The ALJ must "clearly articulate the reasons" (i.e. good cause) for giving a treating doctor's opinion less than substantial weight. Lewis v. Callahan, 125 F.3d 1436, 1440 (11th Cir. 1997). Failure to do so is reversible error. Id. When the ALJ clearly articulates "specific reasons for failing to give the opinion of a treating physician controlling weight, and those reasons are supported by substantial evidence, there is no reversible error." Gilabert v. Comm'r of Soc. Sec., 396 F. App'x. 652, 655 (11th Cir. 2010). Here, the ALJ failed to articulate the weight given Dr. Malvey's, Dr. Bhat's, and Dr. Barreveld's opinions or reasons for according them less than substantial weight. This is reversible error.

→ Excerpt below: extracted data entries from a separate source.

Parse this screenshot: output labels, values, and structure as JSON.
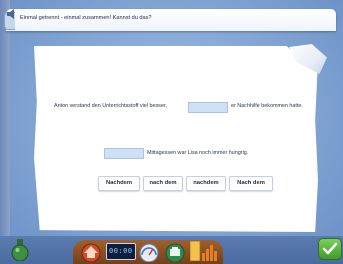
{
  "instruction": "Einmal getrennt - einmal zusammen! Kannst du das?",
  "exercise": {
    "sentence1": {
      "before": "Anton verstand den Unterrichtsstoff viel besser,",
      "after": "er Nachhilfe bekommen hatte."
    },
    "sentence2": {
      "after": "Mittagessen war Lisa noch immer hungrig."
    },
    "options": [
      "Nachdem",
      "nach dem",
      "nachdem",
      "Nach dem"
    ]
  },
  "toolbar": {
    "clock_text": "00:00"
  },
  "colors": {
    "background": "#86a9d6",
    "blank": "#cfe0f5",
    "toolbar_wood": "#8a4f22",
    "check": "#4caf36"
  }
}
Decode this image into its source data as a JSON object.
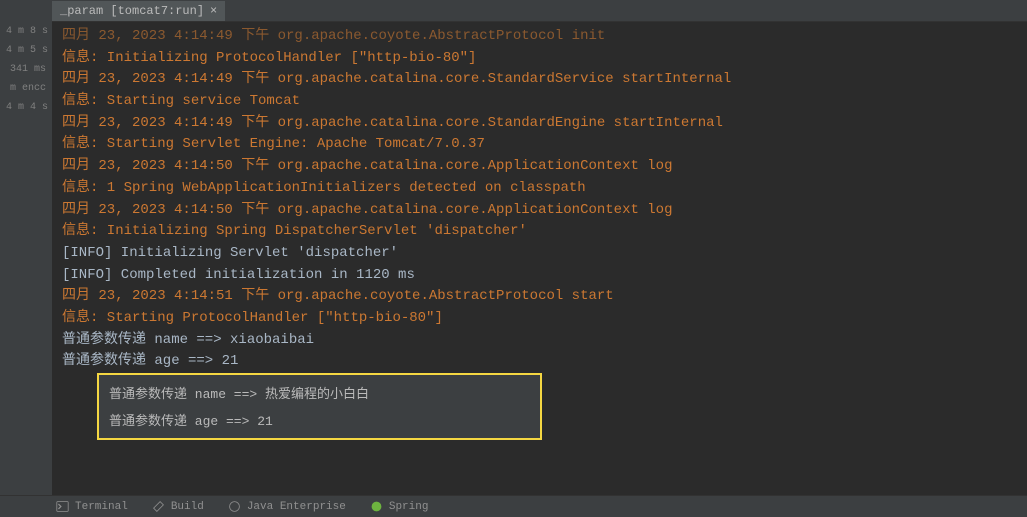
{
  "tab": {
    "label": "_param [tomcat7:run]",
    "close": "×"
  },
  "sidebar": {
    "items": [
      "4 m 8 s",
      "4 m 5 s",
      "341 ms",
      "m encc",
      "4 m 4 s"
    ]
  },
  "console": {
    "lines": [
      {
        "cls": "log-line",
        "text": "四月 23, 2023 4:14:49 下午 org.apache.coyote.AbstractProtocol init"
      },
      {
        "cls": "log-line",
        "text": "信息: Initializing ProtocolHandler [\"http-bio-80\"]"
      },
      {
        "cls": "log-line",
        "text": "四月 23, 2023 4:14:49 下午 org.apache.catalina.core.StandardService startInternal"
      },
      {
        "cls": "log-line",
        "text": "信息: Starting service Tomcat"
      },
      {
        "cls": "log-line",
        "text": "四月 23, 2023 4:14:49 下午 org.apache.catalina.core.StandardEngine startInternal"
      },
      {
        "cls": "log-line",
        "text": "信息: Starting Servlet Engine: Apache Tomcat/7.0.37"
      },
      {
        "cls": "log-line",
        "text": "四月 23, 2023 4:14:50 下午 org.apache.catalina.core.ApplicationContext log"
      },
      {
        "cls": "log-line",
        "text": "信息: 1 Spring WebApplicationInitializers detected on classpath"
      },
      {
        "cls": "log-line",
        "text": "四月 23, 2023 4:14:50 下午 org.apache.catalina.core.ApplicationContext log"
      },
      {
        "cls": "log-line",
        "text": "信息: Initializing Spring DispatcherServlet 'dispatcher'"
      },
      {
        "cls": "log-line white",
        "text": "[INFO] Initializing Servlet 'dispatcher'"
      },
      {
        "cls": "log-line white",
        "text": "[INFO] Completed initialization in 1120 ms"
      },
      {
        "cls": "log-line",
        "text": "四月 23, 2023 4:14:51 下午 org.apache.coyote.AbstractProtocol start"
      },
      {
        "cls": "log-line",
        "text": "信息: Starting ProtocolHandler [\"http-bio-80\"]"
      },
      {
        "cls": "log-line white",
        "text": "普通参数传递 name ==> xiaobaibai"
      },
      {
        "cls": "log-line white",
        "text": "普通参数传递 age ==> 21"
      }
    ],
    "highlighted": [
      "普通参数传递 name ==> 热爱编程的小白白",
      "普通参数传递 age ==> 21"
    ]
  },
  "bottom": {
    "items": [
      "Terminal",
      "Build",
      "Java Enterprise",
      "Spring"
    ]
  }
}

C. RFC and Credibility Determinations

Claimant's final arguments are that substantial evidence does not support the ALJ's RFC and credibility determinations. Doc. No. 22 at 35, 41. Claimant fails to state how the ALJ's determinations in these areas are not supported by substantial evidence. In discussing Claimant's credibility, Claimant describes evidence supporting a favorable credibility determination, but does not articulate how the ALJ's unfavorable credibility determination was not supported by substantial evidence, other than generalizing that "there is simply no justification for the ALJ's credibility finding." Doc. No. 22 at 41. The standard of review is whether substantial evidence supports the ALJ's determination, not whether substantial evidence supports Claimant's position. Edwards v. Sullivan, 937 F.2d 580, 584 n.3 (11th Cir. 1991) (affirmance is warranted even if evidence preponderates against the Commissioner's decision, so long as it is supported by substantial evidence). Claimant's arguments ask the Court to reweigh the evidence, which it is not permitted to do. Phillips v. Barnhart, 357 F.3d 1232, 1240 n.8 (11th Cir. 2004). As Claimant failed to demonstrate that the ALJ's RFC and credibility determinations were not supported by substantial evidence, it is recommended that the Court reject these arguments for reversal.

III. CONCLUSION.

For the reason stated above, it is RECOMMENDED that:

1. The final decision of the Commissioner be REVERSED and REMANDED pursuant to sentence four of 42 U.S.C. § 405(g); and 2. The Clerk be directed to enter judgment for Claimant and close the case.

NOTICE TO PARTIES

A party has fourteen days from this date to file written objections to the Report and Recommendation's factual findings and legal conclusions. A party's failure to file written objections waives that party's right to challenge on appeal any unobjected-to factual finding or legal conclusion the district judge adopts from the Report and Recommendation. 11th Cir. R. 3-1.

DONE and ORDERED.

FootNotes


1. Hearing Office Chief ALJ. Estep v. Astrue, No. 2:11-0017, 2013 WL 212643, at *11 (M.D. Tenn. Jan. 18, 2013), report and recommendation adopted sub nom. Estep v. Colvin, No. 2:11-CV-00017, 2013 WL 2255852 (M.D. Tenn. May 22, 2013).
2. SSA Office of Disability Adjudication and Review, Hearing, Appeals and Litigation Law Manual. Cohan v. Comm'r of Soc. Sec., No. 6:10-CV-719-ORL-35, 2011 WL 3319608, at *3 n.2 (M.D. Fla. July 29, 2011).
3. In this circuit, "[u]npublished opinions are not considered binding precedent, but they may be cited as persuasive authority." 11th Cir. R. 36-2.
4. In Claimant's April 28, 2013 Application for Supplemental Security Income, she lists back and hip pain and depression as her illnesses, injuries, or conditions. R. 257.